Yavaşladığımızda geldiğimizi anladım ve kafamı Minhoya doğru kaldırdım. Beni önüne döndürmeden önce hızlıca etrafa göz attım. Nasıl geldiğimizi bilmediğim tenha bir koridor köşesindeydik.

Ve ben o koridor köşesi ile Minhonun arasındaydım.

Minhoyla aramda yok denecek kadar az bir mesafe vardı. Gözleri yüzümün her bir zerresini inceliyordu.

"Minho sarhoşsun.. Sonra pişman olacağın şeyler yapma." dedim kısık bir sesle. Gözleri dudaklarıma kaydı.

Benim de gözlerim kayıyordu.

"Min-" dememe kalmadan Minho dolgun dudaklarını benim dudaklarımla birleştirdi.

Gözlerim hızla açılmıştı. Şuan çok sarhoştu. Ne yaptığını bilmiyordu bu yüzden ona karşılık vermeyecektim.

Minho üst dudağımı yavaşça emerken kalbim yerinden çıkmak ister gibi atıyordu.

Elleri belime kaydı. Olduğu yeri okşuyordu elleri. Minho dudağımı emmeyi bırakıp küçük küçük ısırıyordu.

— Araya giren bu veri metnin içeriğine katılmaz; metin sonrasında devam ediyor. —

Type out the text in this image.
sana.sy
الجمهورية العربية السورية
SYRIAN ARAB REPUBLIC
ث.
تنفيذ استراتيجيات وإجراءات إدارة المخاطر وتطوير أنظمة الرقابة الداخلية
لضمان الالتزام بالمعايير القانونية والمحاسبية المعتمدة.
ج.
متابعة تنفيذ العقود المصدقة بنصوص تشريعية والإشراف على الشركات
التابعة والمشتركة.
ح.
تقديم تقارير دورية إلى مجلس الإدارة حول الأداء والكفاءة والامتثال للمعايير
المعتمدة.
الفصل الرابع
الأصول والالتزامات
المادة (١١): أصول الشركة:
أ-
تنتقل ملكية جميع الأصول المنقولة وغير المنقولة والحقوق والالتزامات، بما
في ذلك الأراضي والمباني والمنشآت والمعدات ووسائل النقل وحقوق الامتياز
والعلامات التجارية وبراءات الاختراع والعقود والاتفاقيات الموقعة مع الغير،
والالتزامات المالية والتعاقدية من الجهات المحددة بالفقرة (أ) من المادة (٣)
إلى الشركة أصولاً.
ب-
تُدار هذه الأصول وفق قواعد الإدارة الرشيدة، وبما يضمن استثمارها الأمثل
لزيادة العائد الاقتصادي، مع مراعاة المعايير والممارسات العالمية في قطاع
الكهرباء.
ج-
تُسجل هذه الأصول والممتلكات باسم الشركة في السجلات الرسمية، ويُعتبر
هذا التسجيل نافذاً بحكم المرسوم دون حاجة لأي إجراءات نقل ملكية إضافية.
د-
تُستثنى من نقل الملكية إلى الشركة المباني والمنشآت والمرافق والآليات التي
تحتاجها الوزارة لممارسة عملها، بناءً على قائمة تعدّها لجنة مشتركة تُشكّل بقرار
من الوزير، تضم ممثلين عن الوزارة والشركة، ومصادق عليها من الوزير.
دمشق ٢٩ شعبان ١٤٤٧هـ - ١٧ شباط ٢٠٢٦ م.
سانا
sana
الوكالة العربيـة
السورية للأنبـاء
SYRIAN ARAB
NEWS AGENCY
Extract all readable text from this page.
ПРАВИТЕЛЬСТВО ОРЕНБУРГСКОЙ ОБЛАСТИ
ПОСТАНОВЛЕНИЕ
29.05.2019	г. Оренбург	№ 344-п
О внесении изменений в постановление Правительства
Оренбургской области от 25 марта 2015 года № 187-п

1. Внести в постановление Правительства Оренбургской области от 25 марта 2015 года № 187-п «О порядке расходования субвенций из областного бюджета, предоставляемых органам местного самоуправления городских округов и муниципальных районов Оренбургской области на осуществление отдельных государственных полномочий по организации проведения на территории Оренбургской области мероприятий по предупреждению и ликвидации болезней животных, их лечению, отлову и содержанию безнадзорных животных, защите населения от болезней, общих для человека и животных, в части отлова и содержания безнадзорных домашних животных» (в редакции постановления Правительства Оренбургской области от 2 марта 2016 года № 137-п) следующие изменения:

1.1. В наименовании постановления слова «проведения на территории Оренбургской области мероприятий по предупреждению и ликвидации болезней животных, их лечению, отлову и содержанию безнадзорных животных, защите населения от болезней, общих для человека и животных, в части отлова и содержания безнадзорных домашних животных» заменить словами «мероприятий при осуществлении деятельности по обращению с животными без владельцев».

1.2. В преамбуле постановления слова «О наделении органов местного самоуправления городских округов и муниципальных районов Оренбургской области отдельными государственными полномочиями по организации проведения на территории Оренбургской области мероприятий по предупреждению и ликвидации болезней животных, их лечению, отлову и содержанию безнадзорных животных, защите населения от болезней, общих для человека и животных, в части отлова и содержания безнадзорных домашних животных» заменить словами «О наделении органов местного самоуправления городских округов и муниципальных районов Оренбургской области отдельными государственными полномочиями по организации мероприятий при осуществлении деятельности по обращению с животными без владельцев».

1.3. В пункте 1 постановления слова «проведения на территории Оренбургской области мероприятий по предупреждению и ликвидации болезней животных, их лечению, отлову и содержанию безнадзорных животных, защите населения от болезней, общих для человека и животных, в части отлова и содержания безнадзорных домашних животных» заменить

Fazla ısırmıştı, canım acıdığı için kısık bir şekilde inlemiştim. Minho buna sırıtmıştı ve yavaşça dudağımdan ayrılmıştı.

"Karşılık ver." dedi ve hızla dudağıma tekrar atılıyorduki konuştum

"Sonra pişman olucaksın." dedim. Kafasını kaldırmadan konuştu.

"Sonra pişman olacağım şeyler yapmam ben."

"Ama olucaksın!"

"Seni sevidiğimden yapıyorum ne yapıyorsam! Ve pişman da olmam!" dedi.

Hafif yükselen sesi ile biraz korktum. Ve Minho beni seviyomuş. İnanamıyorum la ciddi ciddi inanamıyorum. Lan çocuk sarhoş sarhoş karısına benzetmiştir.

Minho son hız dudaklarıma atıldı. Bu sefer hızlı hızlı emiyordu dudaklarımı ve ben de yavaş yavaş ona ayak uydurmaya çalışıyordum. Benim yavaş yavaş emdiğimi fark edince o da yavaşladı.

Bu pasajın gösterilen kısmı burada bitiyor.